[JURIST] The US Court of Appeals for the Seventh Circuit [official website] held [opinion, PDF] on Thursday that a 2002 reapportionment of voting boundaries in the city of Aurora, Illinois [official website] did not violate the Voting Rights Act (VRA) [text; DOJ backgrounder]. The plaintiffs in Gonzalez v. City of Aurora unsuccessfully argued [oral argument audio] that having two Hispanic aldermen out of a total of twelve is insufficient representation for the city, which has a 32.6% Hispanic population. The plaintiffs advocated a redistricting plan to redraw the boundaries of three of the city's wards in order to achieve a 70% Hispanic concentration, which they said would ensure the election of a Latino candidate. The court analyzed the language of the VRA, relying on a US Supreme Court decision [JURIST report] for guidance:
Section 2 requires an electoral process “equally open” to all, not a process that favors one group over another. One cannot maximize Latino influence without minimizing some other group’s influence. A map drawn to advantage Latino candidates at the expense of black (or white ethnic) candidates violates §2 as surely as a map drawn to maximize the influence of those groups at the expense of Latinos.

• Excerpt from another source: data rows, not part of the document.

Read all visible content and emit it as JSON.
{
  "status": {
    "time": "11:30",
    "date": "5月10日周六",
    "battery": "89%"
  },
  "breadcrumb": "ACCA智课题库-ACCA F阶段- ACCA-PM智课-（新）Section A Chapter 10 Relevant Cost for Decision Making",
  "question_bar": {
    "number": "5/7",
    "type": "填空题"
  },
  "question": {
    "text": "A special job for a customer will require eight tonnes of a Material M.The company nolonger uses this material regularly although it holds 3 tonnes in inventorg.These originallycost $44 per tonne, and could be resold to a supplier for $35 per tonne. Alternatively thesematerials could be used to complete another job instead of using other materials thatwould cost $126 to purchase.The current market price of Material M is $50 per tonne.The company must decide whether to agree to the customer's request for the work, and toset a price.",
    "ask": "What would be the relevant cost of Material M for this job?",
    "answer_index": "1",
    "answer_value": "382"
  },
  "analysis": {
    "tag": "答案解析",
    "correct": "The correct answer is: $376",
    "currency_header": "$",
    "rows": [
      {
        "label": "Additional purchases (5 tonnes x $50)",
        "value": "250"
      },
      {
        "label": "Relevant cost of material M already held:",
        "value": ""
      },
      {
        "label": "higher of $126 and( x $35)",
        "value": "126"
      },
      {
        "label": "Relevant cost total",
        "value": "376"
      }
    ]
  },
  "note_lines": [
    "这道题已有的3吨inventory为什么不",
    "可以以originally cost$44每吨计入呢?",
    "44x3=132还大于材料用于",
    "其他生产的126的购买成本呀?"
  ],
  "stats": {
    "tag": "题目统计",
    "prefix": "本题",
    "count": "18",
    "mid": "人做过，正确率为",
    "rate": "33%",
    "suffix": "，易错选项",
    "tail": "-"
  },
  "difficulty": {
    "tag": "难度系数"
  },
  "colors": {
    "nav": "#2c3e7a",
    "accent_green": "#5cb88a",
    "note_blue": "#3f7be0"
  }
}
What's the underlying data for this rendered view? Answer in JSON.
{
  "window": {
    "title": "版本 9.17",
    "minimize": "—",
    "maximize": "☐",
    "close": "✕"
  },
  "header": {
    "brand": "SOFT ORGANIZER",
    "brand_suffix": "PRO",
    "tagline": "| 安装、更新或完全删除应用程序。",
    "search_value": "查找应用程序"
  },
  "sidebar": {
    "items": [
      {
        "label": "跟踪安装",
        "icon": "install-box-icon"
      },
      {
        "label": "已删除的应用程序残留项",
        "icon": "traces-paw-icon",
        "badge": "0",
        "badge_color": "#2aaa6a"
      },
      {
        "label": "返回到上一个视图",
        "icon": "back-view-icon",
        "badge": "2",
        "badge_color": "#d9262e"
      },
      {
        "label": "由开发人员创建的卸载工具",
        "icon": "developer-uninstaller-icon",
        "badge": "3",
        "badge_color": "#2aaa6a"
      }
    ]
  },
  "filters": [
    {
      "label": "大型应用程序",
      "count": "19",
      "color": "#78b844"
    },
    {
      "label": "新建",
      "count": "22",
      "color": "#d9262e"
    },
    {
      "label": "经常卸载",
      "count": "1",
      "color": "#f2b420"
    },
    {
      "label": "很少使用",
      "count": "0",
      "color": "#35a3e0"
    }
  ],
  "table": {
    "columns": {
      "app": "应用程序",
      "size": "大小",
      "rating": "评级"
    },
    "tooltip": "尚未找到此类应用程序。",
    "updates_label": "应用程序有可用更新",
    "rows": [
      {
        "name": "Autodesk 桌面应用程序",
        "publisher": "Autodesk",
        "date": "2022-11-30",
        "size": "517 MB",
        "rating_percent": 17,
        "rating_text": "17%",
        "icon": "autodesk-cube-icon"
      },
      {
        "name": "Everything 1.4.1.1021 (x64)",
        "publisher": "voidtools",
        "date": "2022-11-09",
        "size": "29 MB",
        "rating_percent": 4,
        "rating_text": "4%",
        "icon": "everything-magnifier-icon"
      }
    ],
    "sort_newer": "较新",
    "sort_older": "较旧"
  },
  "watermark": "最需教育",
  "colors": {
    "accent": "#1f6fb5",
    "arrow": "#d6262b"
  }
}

The Supreme Court emphasized in League of United Latin American Citizens v. Perry, its most recent §2 redistricting case, that the Voting Rights Act protects the rights of individual voters, not the rights of groups.
What we can see from the record suggests that Latinos are not concentrated enough to support three “Latino effective” districts without serious gerrymandering… In other words, the Latino population is not concentrated in a way that neutrally drawn compact districts would produce three “Latino effective” wards.
Recently the US District Court for the District of Columbia [official website] upheld a major provision in the 2006 reauthorization of the VRA. In May, the court's decision [PDF text; JURIST report] in Northwest Austin Municipal Utility District Number One v. Gonzales [DOJ brief, PDF] upheld the validity of Section 5 of the VRA, which required states or towns with histories of racial discrimination to get Department of Justice (DOJ) [official website] or court approval prior to making changes with their election procedures.